The French president Nicolas Sarkozy has backed a report which urges governments to stop using GDP as the primary measure of progress.
The report from a group of economists said gross domestic product was treated too often as the only statistic worth focusing on.
'GDP statistics were introduced to measure market economic activity. But they are increasingly thought of as a measure of societal well-being, which they are not,' the report's authors wrote.
Sarkozy, who commissioned the report in 2008, said GDP ignored other factors vital to the well-being.
'For years statistics have registered an increasingly strong economic growth as a victory over shortage until it emerged that this growth was destroying more than it was creating,' he said.
Well-being
The report does not propose a new measurement but suggests adjusting GDP to include environmental metrics and measures of well-being and happiness.
Critics worry this lack of definition will mean GDP will, for the most part, continue to be the dominant measure.

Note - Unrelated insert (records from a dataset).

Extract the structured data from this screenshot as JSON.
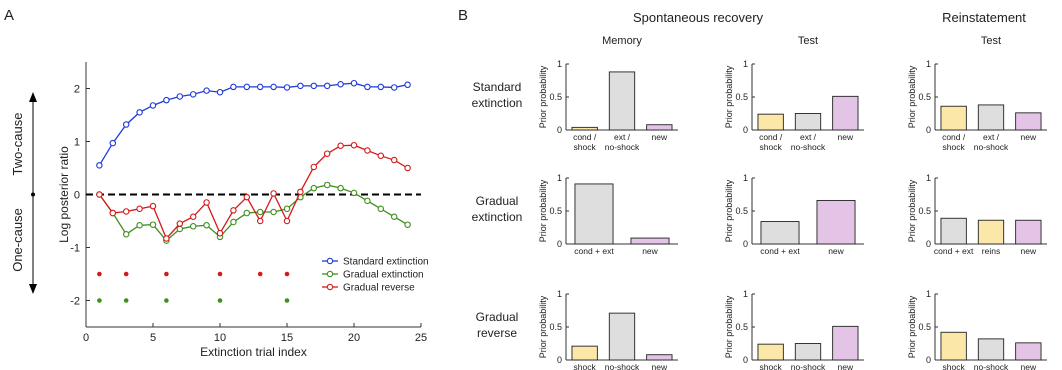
{
  "panel_a_letter": "A",
  "panel_b_letter": "B",
  "chart_data": [
    {
      "type": "line",
      "xlabel": "Extinction trial index",
      "ylabel": "Log posterior ratio",
      "side_label_top": "Two-cause",
      "side_label_bottom": "One-cause",
      "xlim": [
        0,
        25
      ],
      "ylim": [
        -2.5,
        2.5
      ],
      "xticks": [
        "0",
        "5",
        "10",
        "15",
        "20",
        "25"
      ],
      "yticks": [
        "-2",
        "-1",
        "0",
        "1",
        "2"
      ],
      "legend_position": "bottom-right",
      "reference_line": 0,
      "series": [
        {
          "name": "Standard extinction",
          "color": "#1f3bd9",
          "x": [
            1,
            2,
            3,
            4,
            5,
            6,
            7,
            8,
            9,
            10,
            11,
            12,
            13,
            14,
            15,
            16,
            17,
            18,
            19,
            20,
            21,
            22,
            23,
            24
          ],
          "y": [
            0.55,
            0.97,
            1.32,
            1.55,
            1.68,
            1.78,
            1.85,
            1.89,
            1.96,
            1.93,
            2.03,
            2.03,
            2.03,
            2.03,
            2.02,
            2.05,
            2.05,
            2.05,
            2.08,
            2.1,
            2.03,
            2.03,
            2.02,
            2.07
          ]
        },
        {
          "name": "Gradual extinction",
          "color": "#3e8f1c",
          "x": [
            1,
            2,
            3,
            4,
            5,
            6,
            7,
            8,
            9,
            10,
            11,
            12,
            13,
            14,
            15,
            16,
            17,
            18,
            19,
            20,
            21,
            22,
            23,
            24
          ],
          "y": [
            0,
            -0.35,
            -0.75,
            -0.58,
            -0.57,
            -0.87,
            -0.65,
            -0.6,
            -0.58,
            -0.8,
            -0.52,
            -0.35,
            -0.33,
            -0.33,
            -0.27,
            -0.05,
            0.12,
            0.18,
            0.12,
            0.03,
            -0.12,
            -0.27,
            -0.42,
            -0.57
          ]
        },
        {
          "name": "Gradual reverse",
          "color": "#d41a1a",
          "x": [
            1,
            2,
            3,
            4,
            5,
            6,
            7,
            8,
            9,
            10,
            11,
            12,
            13,
            14,
            15,
            16,
            17,
            18,
            19,
            20,
            21,
            22,
            23,
            24
          ],
          "y": [
            0,
            -0.35,
            -0.32,
            -0.27,
            -0.22,
            -0.83,
            -0.55,
            -0.42,
            -0.15,
            -0.73,
            -0.3,
            -0.05,
            -0.5,
            0.02,
            -0.5,
            0.05,
            0.52,
            0.77,
            0.92,
            0.93,
            0.83,
            0.73,
            0.65,
            0.5
          ]
        }
      ],
      "event_markers": [
        {
          "series": "Gradual reverse",
          "y": -1.5,
          "x": [
            1,
            3,
            6,
            10,
            13,
            15
          ]
        },
        {
          "series": "Gradual extinction",
          "y": -2,
          "x": [
            1,
            3,
            6,
            10,
            15
          ]
        }
      ]
    },
    {
      "type": "bar",
      "group_title": "Spontaneous recovery",
      "column_title": "Memory",
      "row_label": [
        "Standard",
        "extinction"
      ],
      "ylabel": "Prior probability",
      "ylim": [
        0,
        1
      ],
      "yticks": [
        "0",
        "0.5",
        "1"
      ],
      "bars": [
        {
          "label": [
            "cond /",
            "shock"
          ],
          "value": 0.04,
          "color": "#fbe7a8"
        },
        {
          "label": [
            "ext /",
            "no-shock"
          ],
          "value": 0.88,
          "color": "#dedede"
        },
        {
          "label": [
            "new"
          ],
          "value": 0.08,
          "color": "#e3c4e6"
        }
      ]
    },
    {
      "type": "bar",
      "group_title": "",
      "column_title": "Test",
      "row_label": [],
      "ylabel": "Prior probability",
      "ylim": [
        0,
        1
      ],
      "yticks": [
        "0",
        "0.5",
        "1"
      ],
      "bars": [
        {
          "label": [
            "cond /",
            "shock"
          ],
          "value": 0.24,
          "color": "#fbe7a8"
        },
        {
          "label": [
            "ext /",
            "no-shock"
          ],
          "value": 0.25,
          "color": "#dedede"
        },
        {
          "label": [
            "new"
          ],
          "value": 0.51,
          "color": "#e3c4e6"
        }
      ]
    },
    {
      "type": "bar",
      "group_title": "Reinstatement",
      "column_title": "Test",
      "row_label": [],
      "ylabel": "Prior probability",
      "ylim": [
        0,
        1
      ],
      "yticks": [
        "0",
        "0.5",
        "1"
      ],
      "bars": [
        {
          "label": [
            "cond /",
            "shock"
          ],
          "value": 0.36,
          "color": "#fbe7a8"
        },
        {
          "label": [
            "ext /",
            "no-shock"
          ],
          "value": 0.38,
          "color": "#dedede"
        },
        {
          "label": [
            "new"
          ],
          "value": 0.26,
          "color": "#e3c4e6"
        }
      ]
    },
    {
      "type": "bar",
      "group_title": "",
      "column_title": "",
      "row_label": [
        "Gradual",
        "extinction"
      ],
      "ylabel": "Prior probability",
      "ylim": [
        0,
        1
      ],
      "yticks": [
        "0",
        "0.5",
        "1"
      ],
      "bars": [
        {
          "label": [
            "cond + ext"
          ],
          "value": 0.91,
          "color": "#dedede"
        },
        {
          "label": [
            "new"
          ],
          "value": 0.09,
          "color": "#e3c4e6"
        }
      ]
    },
    {
      "type": "bar",
      "group_title": "",
      "column_title": "",
      "row_label": [],
      "ylabel": "Prior probability",
      "ylim": [
        0,
        1
      ],
      "yticks": [
        "0",
        "0.5",
        "1"
      ],
      "bars": [
        {
          "label": [
            "cond + ext"
          ],
          "value": 0.34,
          "color": "#dedede"
        },
        {
          "label": [
            "new"
          ],
          "value": 0.66,
          "color": "#e3c4e6"
        }
      ]
    },
    {
      "type": "bar",
      "group_title": "",
      "column_title": "",
      "row_label": [],
      "ylabel": "Prior probability",
      "ylim": [
        0,
        1
      ],
      "yticks": [
        "0",
        "0.5",
        "1"
      ],
      "bars": [
        {
          "label": [
            "cond + ext"
          ],
          "value": 0.39,
          "color": "#dedede"
        },
        {
          "label": [
            "reins"
          ],
          "value": 0.36,
          "color": "#fbe7a8"
        },
        {
          "label": [
            "new"
          ],
          "value": 0.36,
          "color": "#e3c4e6"
        }
      ]
    },
    {
      "type": "bar",
      "group_title": "",
      "column_title": "",
      "row_label": [
        "Gradual",
        "reverse"
      ],
      "ylabel": "Prior probability",
      "xlabel": "Cause",
      "ylim": [
        0,
        1
      ],
      "yticks": [
        "0",
        "0.5",
        "1"
      ],
      "bars": [
        {
          "label": [
            "shock"
          ],
          "value": 0.21,
          "color": "#fbe7a8"
        },
        {
          "label": [
            "no-shock"
          ],
          "value": 0.71,
          "color": "#dedede"
        },
        {
          "label": [
            "new"
          ],
          "value": 0.08,
          "color": "#e3c4e6"
        }
      ]
    },
    {
      "type": "bar",
      "group_title": "",
      "column_title": "",
      "row_label": [],
      "ylabel": "Prior probability",
      "xlabel": "Cause",
      "ylim": [
        0,
        1
      ],
      "yticks": [
        "0",
        "0.5",
        "1"
      ],
      "bars": [
        {
          "label": [
            "shock"
          ],
          "value": 0.24,
          "color": "#fbe7a8"
        },
        {
          "label": [
            "no-shock"
          ],
          "value": 0.25,
          "color": "#dedede"
        },
        {
          "label": [
            "new"
          ],
          "value": 0.51,
          "color": "#e3c4e6"
        }
      ]
    },
    {
      "type": "bar",
      "group_title": "",
      "column_title": "",
      "row_label": [],
      "ylabel": "Prior probability",
      "xlabel": "Cause",
      "ylim": [
        0,
        1
      ],
      "yticks": [
        "0",
        "0.5",
        "1"
      ],
      "bars": [
        {
          "label": [
            "shock"
          ],
          "value": 0.42,
          "color": "#fbe7a8"
        },
        {
          "label": [
            "no-shock"
          ],
          "value": 0.32,
          "color": "#dedede"
        },
        {
          "label": [
            "new"
          ],
          "value": 0.26,
          "color": "#e3c4e6"
        }
      ]
    }
  ]
}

'Because well-being is not clearly defined in the report there is a risk that people will take different meanings,' said New Economics Foundation (NEF) researcher Saamah Abdallah.
'A proper measurement is about more than just health and education. You actually need to go out and measure [people's] well-being, whether they are happy with their social relationships and life. That level of psychological well-being was not covered in the report,' he said.
Earlier this year, the NEF proposed an alternative measurement of progress in their report, National Accounts of Well-Being.